Putting UX at the Center of Digital Innovation – 3 Key Principles

Putting UX at the Center of Digital Innovation – 3 Key Principles
By Milovan Milic, CEO of Devtech

Every business will become a technology business, and the ability to innovate your products and services at pace and scale is the difference between being a disruptor and being disrupted. Yet innovation requires time, resources, and budget. It’s never ideal for a company to invest in something with uncertainty. Research can give us important insights and fuel an enterprise’s innovation strategy. Putting UX at the center of innovation helps validate ideas, new products and services, and even broader digital initiatives. This validation gives us the confidence to continue investing in innovation.

In a survey, PwC found that consumers are willing to pay a +16% price premium to enterprises that deliver a great experience. Forrester research shows that on average, every dollar invested in UX brings $100 dollars in return. Stated differently, UX design delivers an average ROI of 9,900%.

We see the most innovative companies adopting UX-centric digital innovation to drive business outcomes—leveraging multi-disciplinary teams, agile methodologies, design thinking, and deep domain expertise in next-generation technologies. Devtech recently acquired Saturized, a leading UX and creative design agency, to ensure that UX is always at the center of our digital innovation initiatives. When done right, UX-centric digital innovation enables businesses to deliver world-class experiences—while simultaneously driving revenue and industry disruption.

When businesses get it right, the results speak for themselves. One client, a leading cloud service provider, disrupted their market by helping small and medium-sized businesses with their software infrastructure needs by adopting a digital innovation approach with UX at the center. The cloud provider accelerated innovation and their product roadmap, while simultaneously modernizing the underlying solution architecture and improving the software development lifecycle—all through the lens of the user journey. The approach enabled the provider to move faster and deliver a high-quality, robust cloud platform capable of millions of transactions and supporting hundreds of thousands of users.

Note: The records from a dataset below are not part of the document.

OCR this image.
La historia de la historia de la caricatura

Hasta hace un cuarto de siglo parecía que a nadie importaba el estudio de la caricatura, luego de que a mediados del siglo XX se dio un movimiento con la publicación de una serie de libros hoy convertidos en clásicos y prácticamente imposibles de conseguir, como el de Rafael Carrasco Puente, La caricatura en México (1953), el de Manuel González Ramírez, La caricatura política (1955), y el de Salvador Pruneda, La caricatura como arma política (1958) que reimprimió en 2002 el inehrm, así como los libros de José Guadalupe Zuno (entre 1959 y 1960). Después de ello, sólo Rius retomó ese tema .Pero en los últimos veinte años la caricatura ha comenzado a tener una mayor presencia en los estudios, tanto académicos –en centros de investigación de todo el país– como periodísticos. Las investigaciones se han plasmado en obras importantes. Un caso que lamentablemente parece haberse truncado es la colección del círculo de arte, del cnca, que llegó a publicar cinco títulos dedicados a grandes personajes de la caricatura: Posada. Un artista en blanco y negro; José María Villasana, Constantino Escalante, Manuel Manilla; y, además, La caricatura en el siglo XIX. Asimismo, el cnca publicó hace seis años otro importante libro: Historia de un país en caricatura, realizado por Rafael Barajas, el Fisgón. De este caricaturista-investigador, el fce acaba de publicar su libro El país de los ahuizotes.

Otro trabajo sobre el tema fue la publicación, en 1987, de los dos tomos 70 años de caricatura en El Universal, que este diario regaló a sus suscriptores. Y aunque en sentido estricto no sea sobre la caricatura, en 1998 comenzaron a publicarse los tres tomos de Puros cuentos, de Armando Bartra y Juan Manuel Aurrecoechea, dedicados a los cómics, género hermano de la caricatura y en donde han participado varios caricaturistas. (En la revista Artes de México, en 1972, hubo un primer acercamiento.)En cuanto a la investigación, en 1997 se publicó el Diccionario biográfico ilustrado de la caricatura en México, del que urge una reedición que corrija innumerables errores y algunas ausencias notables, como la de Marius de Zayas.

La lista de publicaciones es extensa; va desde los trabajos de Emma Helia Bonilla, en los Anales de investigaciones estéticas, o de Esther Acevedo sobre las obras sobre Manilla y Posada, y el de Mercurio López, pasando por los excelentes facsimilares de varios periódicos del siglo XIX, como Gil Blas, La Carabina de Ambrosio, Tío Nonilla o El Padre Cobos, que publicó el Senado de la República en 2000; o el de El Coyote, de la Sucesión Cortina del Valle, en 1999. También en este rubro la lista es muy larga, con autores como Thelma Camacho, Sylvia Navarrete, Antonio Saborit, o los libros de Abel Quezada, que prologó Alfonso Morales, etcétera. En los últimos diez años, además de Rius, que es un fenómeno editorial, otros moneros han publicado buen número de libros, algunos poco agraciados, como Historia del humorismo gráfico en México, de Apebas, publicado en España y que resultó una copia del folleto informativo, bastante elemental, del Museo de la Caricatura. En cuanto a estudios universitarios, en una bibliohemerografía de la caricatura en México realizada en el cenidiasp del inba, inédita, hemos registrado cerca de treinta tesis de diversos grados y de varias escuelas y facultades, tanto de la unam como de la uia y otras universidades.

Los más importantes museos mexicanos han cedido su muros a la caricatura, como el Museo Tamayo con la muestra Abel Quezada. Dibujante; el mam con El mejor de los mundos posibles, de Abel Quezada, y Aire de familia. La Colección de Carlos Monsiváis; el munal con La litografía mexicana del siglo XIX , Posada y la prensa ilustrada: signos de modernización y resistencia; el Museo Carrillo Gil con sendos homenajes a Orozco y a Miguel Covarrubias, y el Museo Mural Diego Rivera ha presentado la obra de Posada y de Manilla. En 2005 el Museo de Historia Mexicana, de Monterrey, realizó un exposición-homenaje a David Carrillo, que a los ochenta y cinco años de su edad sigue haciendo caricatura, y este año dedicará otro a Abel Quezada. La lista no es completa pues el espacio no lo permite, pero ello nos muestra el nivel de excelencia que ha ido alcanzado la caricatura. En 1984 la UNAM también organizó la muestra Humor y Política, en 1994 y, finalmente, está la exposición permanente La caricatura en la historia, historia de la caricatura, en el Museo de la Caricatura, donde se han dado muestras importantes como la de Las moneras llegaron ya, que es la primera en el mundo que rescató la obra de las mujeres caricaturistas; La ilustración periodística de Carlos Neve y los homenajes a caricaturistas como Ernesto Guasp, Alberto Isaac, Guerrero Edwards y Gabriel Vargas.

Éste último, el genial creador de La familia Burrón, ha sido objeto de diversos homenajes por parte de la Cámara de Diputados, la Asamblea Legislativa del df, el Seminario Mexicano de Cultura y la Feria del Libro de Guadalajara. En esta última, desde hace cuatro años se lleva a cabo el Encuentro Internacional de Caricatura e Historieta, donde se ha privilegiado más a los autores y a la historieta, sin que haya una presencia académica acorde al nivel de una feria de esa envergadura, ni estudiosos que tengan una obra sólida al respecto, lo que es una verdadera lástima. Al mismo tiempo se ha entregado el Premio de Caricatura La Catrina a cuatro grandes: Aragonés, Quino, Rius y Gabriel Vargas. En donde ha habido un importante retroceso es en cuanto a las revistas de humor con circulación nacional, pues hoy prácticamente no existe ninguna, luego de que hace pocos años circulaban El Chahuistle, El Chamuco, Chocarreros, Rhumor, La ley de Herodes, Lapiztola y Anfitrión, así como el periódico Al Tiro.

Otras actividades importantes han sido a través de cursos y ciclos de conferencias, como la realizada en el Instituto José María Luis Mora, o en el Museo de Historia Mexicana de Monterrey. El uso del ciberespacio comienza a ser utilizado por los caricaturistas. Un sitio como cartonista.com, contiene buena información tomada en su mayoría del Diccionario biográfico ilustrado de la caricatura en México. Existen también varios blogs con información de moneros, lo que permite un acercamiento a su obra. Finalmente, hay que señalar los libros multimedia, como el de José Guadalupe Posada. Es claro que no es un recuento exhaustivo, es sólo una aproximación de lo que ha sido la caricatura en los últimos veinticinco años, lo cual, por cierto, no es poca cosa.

When moving to a UX-centered digital innovation approach, the following principles are helpful:

Place users at the center of digital innovation process. Early in Google’s history, their number one rule became “focus on the user and all else will follow.” Maintaining a relentless focus on the user requires a deep understanding of users’ needs, desires, use cases, and the context in which they’ll be interacting with the company, its products, and its services. Prioritizing users, ideally early in the product development process, can minimize rework, improve speed to market, and ultimately create better user experiences and product success. The Nielsen Norman Group (NNG) found that observing and/or interviewing just five users during the design process typically uncovers around 85% of all usability problems.

Leverage multi-disciplinary teams: UX-centered digital innovation requires a multi-disciplinary approach with a mix of strategists, technology domain experts, business and operational executives, designers, and risk, compliance and legal experts. This ensures that new products are developed through the lens of the entire enterprise versus a specific function or a sole objective. For instance, a fintech might end up with an award-winning user interface—but the Chief Revenue Officer considers it a failure because it doesn’t integrate into channels where the largest opportunities for growth reside. Multi-disciplinary teams enable innovative market-winning solutions that drive business outcomes.

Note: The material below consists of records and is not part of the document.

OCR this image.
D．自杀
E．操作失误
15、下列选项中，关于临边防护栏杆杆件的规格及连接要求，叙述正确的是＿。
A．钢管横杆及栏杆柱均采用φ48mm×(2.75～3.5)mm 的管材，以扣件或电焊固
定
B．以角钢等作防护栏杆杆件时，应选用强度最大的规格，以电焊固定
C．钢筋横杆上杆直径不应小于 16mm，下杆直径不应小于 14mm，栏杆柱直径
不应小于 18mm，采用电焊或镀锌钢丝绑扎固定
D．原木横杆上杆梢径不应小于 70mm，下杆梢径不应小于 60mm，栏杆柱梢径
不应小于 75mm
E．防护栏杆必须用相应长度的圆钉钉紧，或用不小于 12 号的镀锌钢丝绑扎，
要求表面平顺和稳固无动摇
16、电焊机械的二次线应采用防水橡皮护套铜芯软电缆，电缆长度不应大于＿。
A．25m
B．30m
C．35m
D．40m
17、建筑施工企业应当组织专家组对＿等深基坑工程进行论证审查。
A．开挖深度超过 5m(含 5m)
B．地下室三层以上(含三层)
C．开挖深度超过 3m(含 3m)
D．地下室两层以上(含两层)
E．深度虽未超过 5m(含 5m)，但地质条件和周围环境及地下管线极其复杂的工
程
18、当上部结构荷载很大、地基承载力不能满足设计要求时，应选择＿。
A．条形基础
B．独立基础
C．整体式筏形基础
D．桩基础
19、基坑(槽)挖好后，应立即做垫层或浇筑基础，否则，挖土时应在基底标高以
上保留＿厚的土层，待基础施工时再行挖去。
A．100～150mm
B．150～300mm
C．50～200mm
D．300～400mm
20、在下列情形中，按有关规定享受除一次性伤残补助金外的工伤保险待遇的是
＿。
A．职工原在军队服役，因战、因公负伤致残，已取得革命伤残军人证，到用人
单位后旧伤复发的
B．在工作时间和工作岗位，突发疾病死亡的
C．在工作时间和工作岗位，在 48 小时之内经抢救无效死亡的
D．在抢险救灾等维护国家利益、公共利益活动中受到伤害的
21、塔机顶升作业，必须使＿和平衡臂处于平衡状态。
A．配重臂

Leverage qualitative and quantitative data: Too often, technology teams develop products in isolation and try to leverage the latest new technologies—versus focusing on what customers really want. From the outset, leverage both qualitative and quantitative data—combining both contextual ‘human’ observations with insights from data. Also, look at user needs not only on the front end but across the middle and back office.  This is one reason why data analytics and customer experience research has become a center of innovation. Informed decisions based on data analysis make companies more efficient in today’s dynamic market environment.

All enterprises must continue to innovate through a user-centric lens, and enterprises like American Express, Amazon, and Disney are just a few that do so with excellence. Take, for example, American Express’ Digital Receipts, a feature that gives U.S. card members access to additional information about their purchases with certain merchants, such as the merchant’s name and logo, order number, date of order, item(s) purchased, details of cost and merchant description.

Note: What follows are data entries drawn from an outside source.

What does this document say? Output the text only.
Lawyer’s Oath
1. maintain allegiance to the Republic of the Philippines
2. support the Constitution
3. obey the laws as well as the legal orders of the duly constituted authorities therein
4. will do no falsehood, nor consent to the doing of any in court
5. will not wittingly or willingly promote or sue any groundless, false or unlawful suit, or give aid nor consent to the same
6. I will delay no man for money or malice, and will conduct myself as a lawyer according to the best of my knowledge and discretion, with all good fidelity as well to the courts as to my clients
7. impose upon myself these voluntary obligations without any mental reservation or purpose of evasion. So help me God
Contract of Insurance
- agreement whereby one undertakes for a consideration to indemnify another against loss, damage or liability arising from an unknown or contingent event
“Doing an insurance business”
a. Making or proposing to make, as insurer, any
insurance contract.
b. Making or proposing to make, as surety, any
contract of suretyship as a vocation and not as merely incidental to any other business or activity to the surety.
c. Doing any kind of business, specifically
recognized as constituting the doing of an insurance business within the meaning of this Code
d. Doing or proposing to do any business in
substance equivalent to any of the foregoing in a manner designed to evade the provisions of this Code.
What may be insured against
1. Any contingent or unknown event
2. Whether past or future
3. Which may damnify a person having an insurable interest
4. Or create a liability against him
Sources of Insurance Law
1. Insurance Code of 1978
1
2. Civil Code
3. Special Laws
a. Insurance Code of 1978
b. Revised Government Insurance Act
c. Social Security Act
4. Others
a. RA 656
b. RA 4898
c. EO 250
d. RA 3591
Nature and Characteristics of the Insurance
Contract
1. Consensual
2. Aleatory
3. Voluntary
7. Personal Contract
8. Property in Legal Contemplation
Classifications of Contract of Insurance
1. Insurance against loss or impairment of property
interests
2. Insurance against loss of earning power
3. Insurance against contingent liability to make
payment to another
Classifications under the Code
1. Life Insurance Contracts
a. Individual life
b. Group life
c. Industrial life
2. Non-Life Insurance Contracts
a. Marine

American Express surveyed both U.S. consumers and merchants about the benefits Digital Receipts would provide to them. A large majority of consumers surveyed said Digital Receipts would help them more easily distinguish legitimate vs. fraudulent charges on their card account, improve their overall customer experience, and make them less likely to dispute a charge.

A successful UX-centered digital innovation approach includes the right mix of capabilities—spanning digital user experience, creative design, expertise across the software development lifecycle, and constant attention to the end business goal. This approach enables enterprises to innovate and accelerate product roadmaps—and deliver scalable future-ready solutions that open new revenue streams and drive market share.

Those that put the user front and center in their innovation process will be those that dominate their markets. Those that don’t risk becoming disrupted.